This will create a directory with a timestamped format, such as: /home/jovyan/cds_dataDir/out_2024_11_04_13_58_38_example/

  • Timestamped Directory: The function appends a timestamp to the base directory, followed by the label "example". This ensures that each call to cds_datadir() creates a unique directory, ideal for organizing data downloads by session or task.
  • Custom Labels: Use labels like "example" to organize or categorize downloads. Each call to cds_datadir() with a different label or at a different time will create a new directory, keeping data isolated and organized.

This approach simplifies managing multiple data download sessions and ensures your data files are organized with minimal manual intervention.

In [14]:
datadir = cds_datadir("example")
datadir: %s /home/jovyan/cds_dataDir/out_2024_11_04_13_58_38_example/
In [ ]:
datadir_current = cds_datadir("current_example", basepath="./out")

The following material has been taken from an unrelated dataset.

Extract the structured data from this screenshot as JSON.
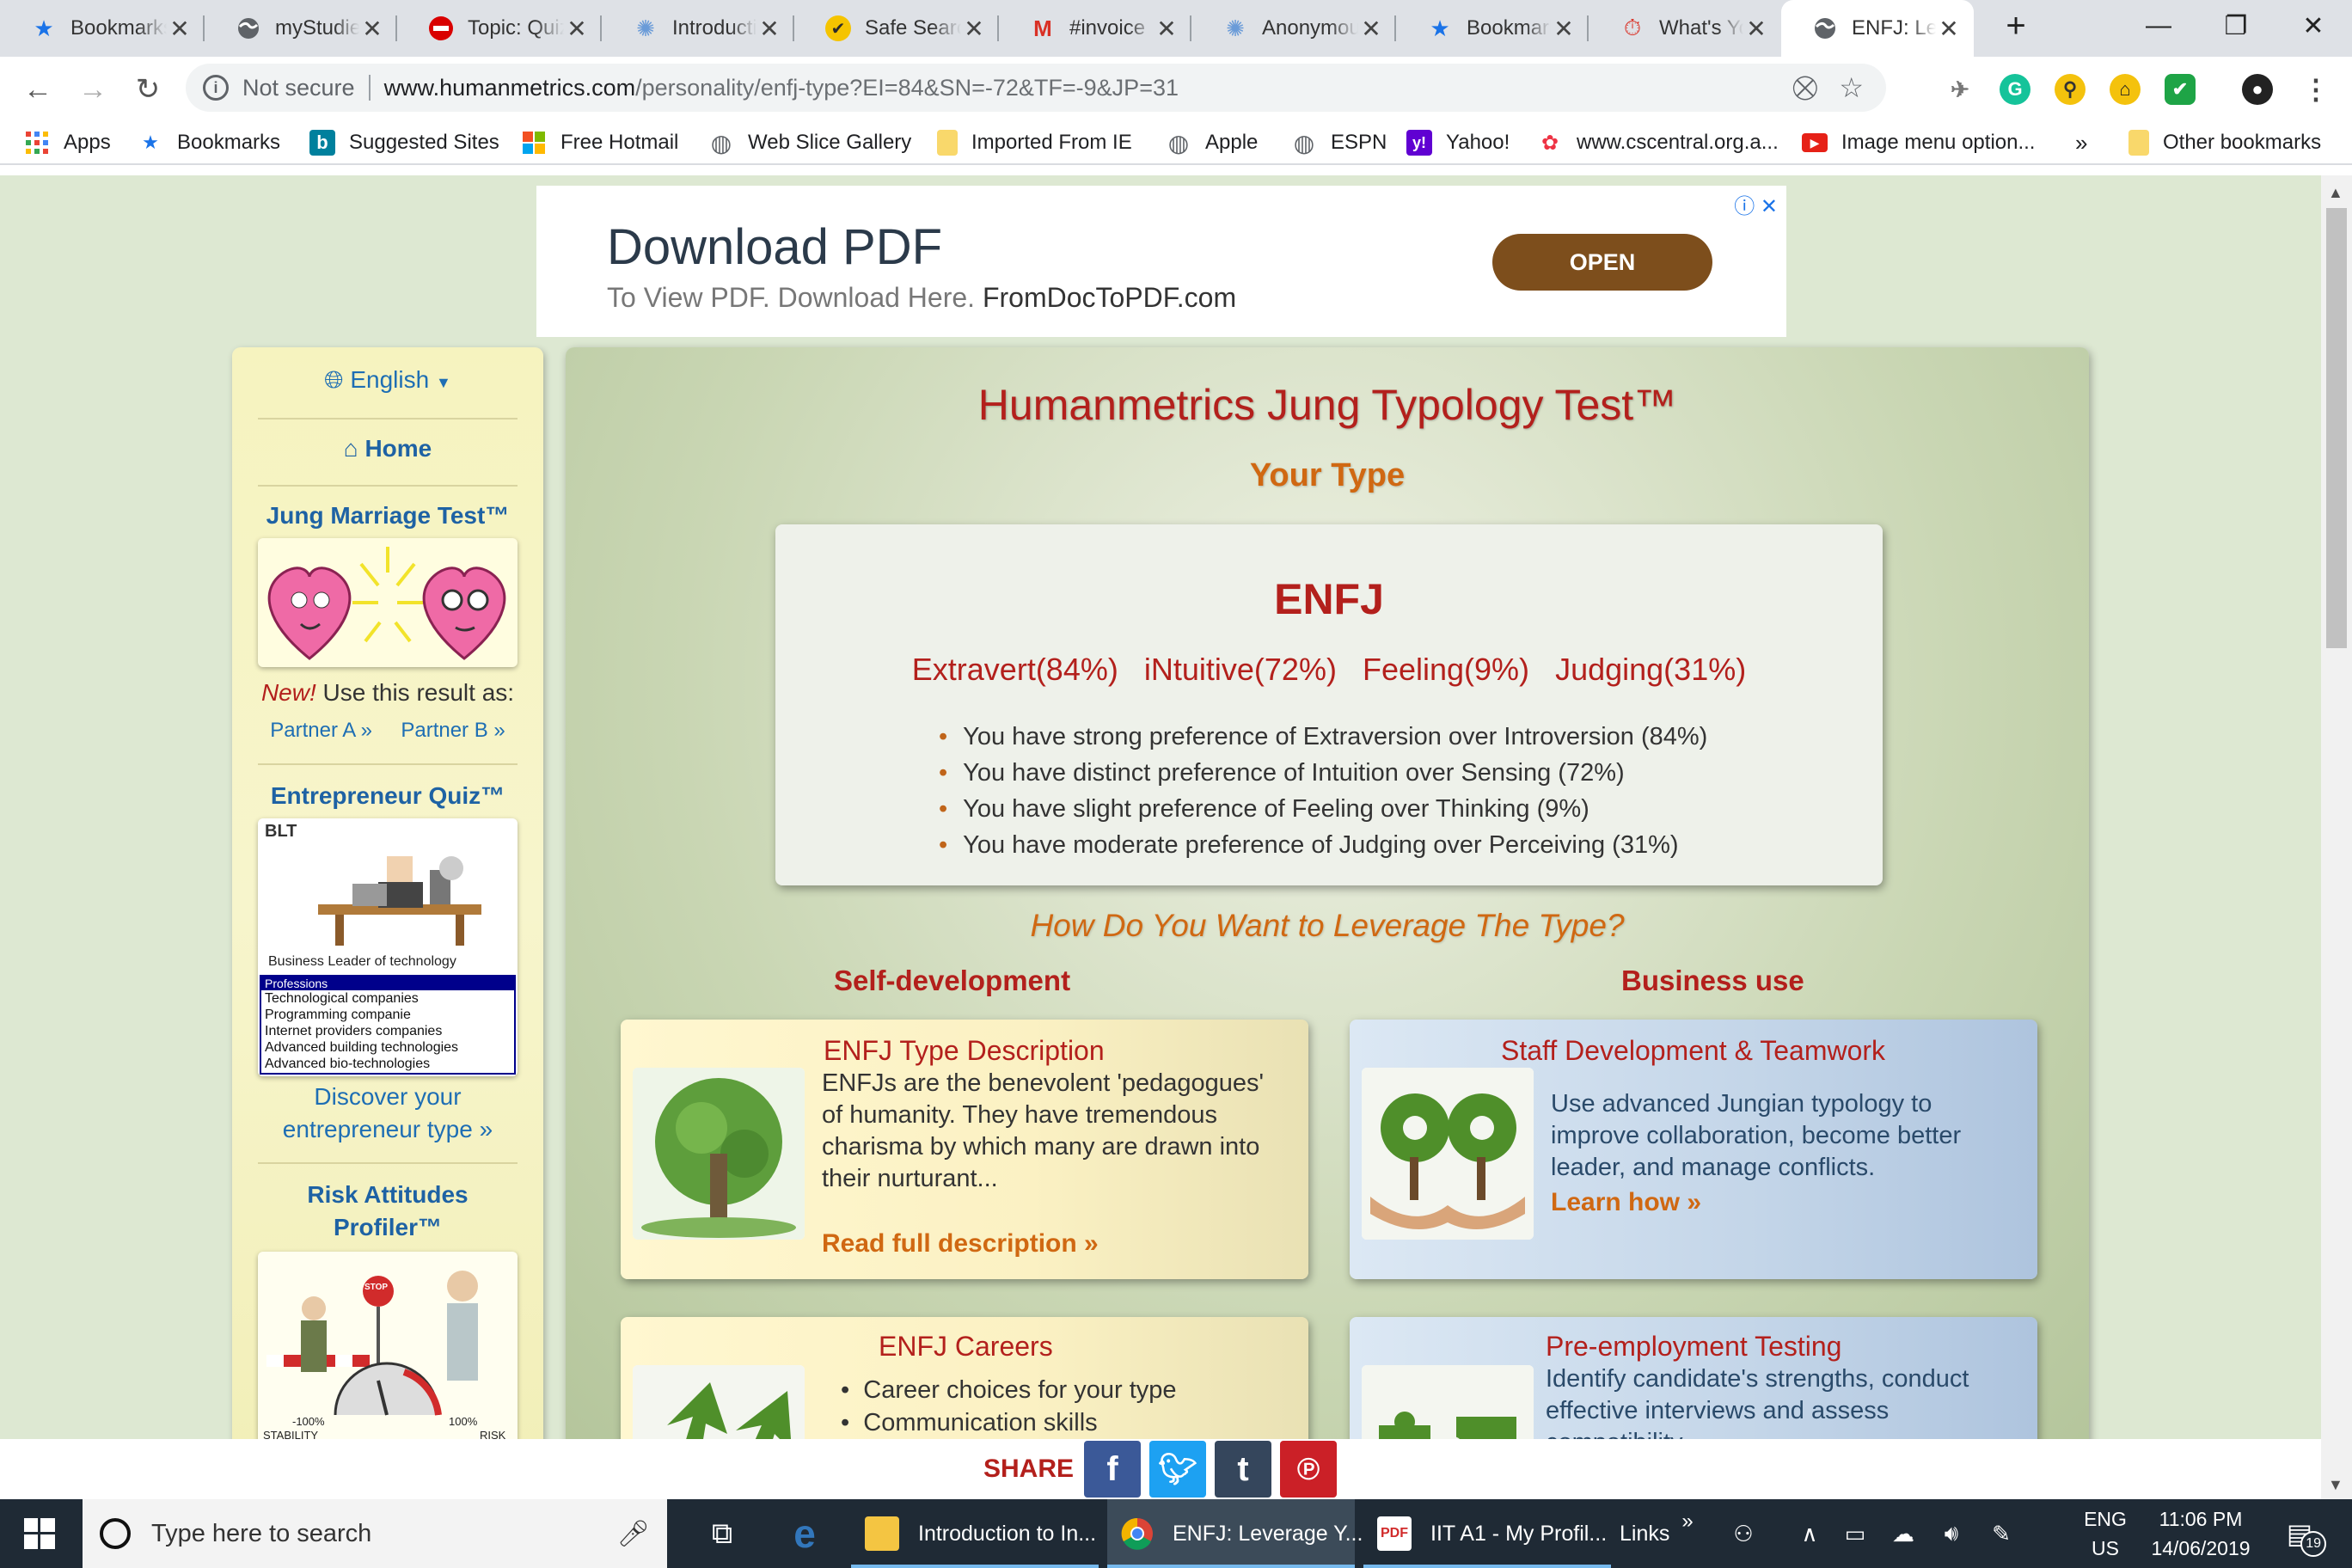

Set or Get the Data Directory with a Custom Base Path

The cds_datadir() function also allows specifying a custom base path for saving CDS data downloads. This function appends a timestamp and a label to the provided base path, creating a unique, organized directory structure.

For example, to set a custom base path "./out" with the label "current_example", use:

datadir_current = cds_datadir("current_example", basepath="./out")

This will create a directory structure with a timestamped format, such as

./out/out_2024_11_04_13_58_38_current_example/

  • Timestamped Directory: The function automatically adds a timestamp and the provided label to create a unique directory. This is useful for organizing data by session or task.
  • Custom Base Path: By specifying basepath="./out", the data directory will be created within the specified location rather than the default path.

This setup provides flexibility, allowing you to easily organize data downloads across multiple directories and ensuring a clear, timestamped folder structure for each session.

In [15]:
datadir_current = cds_datadir("current_example", basepath="./out")
datadir: %s ./out/out_2024_11_04_14_02_53_current_example/